Una musica, quella di Ariel Pink, che si è sempre spinta con ammirevole sfacciataggine fino ai limiti estremi di un’inconsistenza ineffabilmente spettrale, fantasmatica, e che, parimenti, non ha mai smarrito il segreto di una grazia e di una cantabilità a dir poco prodigiose.

A tre anni dal bellissimo Pom Pom, il nuovo (ed undicesimo) album del nostro imbandisce l’ennesimo, avventuroso, zapping fra le frequenze alterate di un palinsesto tutto mentale, che vive di detournement innescati ad arte e fantasticherie meta-radiofoniche.

Ricordo e falsificazione manieristica dello stesso si confondono con malcelato, spesso stralunato, umorismo in numeri di altissima fumisteria: il synth-pop della splendida Feels Like Heaven (che ovviamente non è una cover dei Fiction Factory), i Buggles virati nazi di Time To Live, i Cure di Santa’s in The Closet, fino al quasi OI di Revenge of the Iceman. O, meglio ancora, fino a Kitchen Witch, che è la perfetta, definitiva, pop-hit del 2017 che non troverete né nel nuovo disco di Taylor Swift né tanto meno in quello di Miley Cyrus, figuriamoci.

Ho incrociato Ariel Pink due volte, prima e dopo un paio di concerti con gli Haunted Graffiti (epocale il primo, assai svogliato e approssimativo il secondo).
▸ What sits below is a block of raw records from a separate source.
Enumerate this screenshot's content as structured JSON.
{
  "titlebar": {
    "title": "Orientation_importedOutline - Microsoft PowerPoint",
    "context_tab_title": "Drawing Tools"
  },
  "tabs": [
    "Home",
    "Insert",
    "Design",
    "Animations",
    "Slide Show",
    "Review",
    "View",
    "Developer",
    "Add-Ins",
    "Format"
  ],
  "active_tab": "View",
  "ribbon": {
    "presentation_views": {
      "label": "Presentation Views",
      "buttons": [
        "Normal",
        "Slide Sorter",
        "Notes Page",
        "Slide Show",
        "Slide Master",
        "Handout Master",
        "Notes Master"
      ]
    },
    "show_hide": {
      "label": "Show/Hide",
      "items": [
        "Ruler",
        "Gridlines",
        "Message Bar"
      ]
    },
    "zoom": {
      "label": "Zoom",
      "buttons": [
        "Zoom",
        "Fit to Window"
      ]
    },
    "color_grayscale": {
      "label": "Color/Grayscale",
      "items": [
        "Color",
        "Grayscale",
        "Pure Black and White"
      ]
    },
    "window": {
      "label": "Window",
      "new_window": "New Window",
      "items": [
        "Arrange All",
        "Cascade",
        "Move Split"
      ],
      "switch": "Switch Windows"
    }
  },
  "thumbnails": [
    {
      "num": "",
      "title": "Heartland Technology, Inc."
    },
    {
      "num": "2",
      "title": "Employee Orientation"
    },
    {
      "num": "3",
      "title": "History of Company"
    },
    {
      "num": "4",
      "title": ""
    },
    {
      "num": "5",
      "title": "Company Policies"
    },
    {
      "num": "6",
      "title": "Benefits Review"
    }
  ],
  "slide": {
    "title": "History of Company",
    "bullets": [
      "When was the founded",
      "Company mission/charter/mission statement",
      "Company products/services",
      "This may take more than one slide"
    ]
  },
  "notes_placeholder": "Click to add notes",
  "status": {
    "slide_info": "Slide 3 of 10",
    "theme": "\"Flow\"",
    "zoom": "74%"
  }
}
Mi colpì il distacco impassibile del personaggio, l’aria stancamente accidiosa, un po’ imbalsamata, fra il dada e lo zen, il sorriso da sfinge impenetrabile.

Un tipo simile a Captain Beefheart o a quel Bobby Jameson (oscuro e sfortunato autore anni 60, risorto a nuovo culto per una ristretta cerchia di estimatori a metà decennio scorso), le cui rocambolesche vicissitudini fra vita e morte hanno ispirato canzoni (e titolo) di quest’ultimo disco.

Un outsider, uno sciamano, un iniziato, un veggente, o forse solo un amabile cialtrone, perennemente sprofondato in una qualche oscurissima (e, c’è da scommetterci, oziosa) escogitazione.

Credo che mio padre lo troverebbe simpatico. Domani gliene parlo.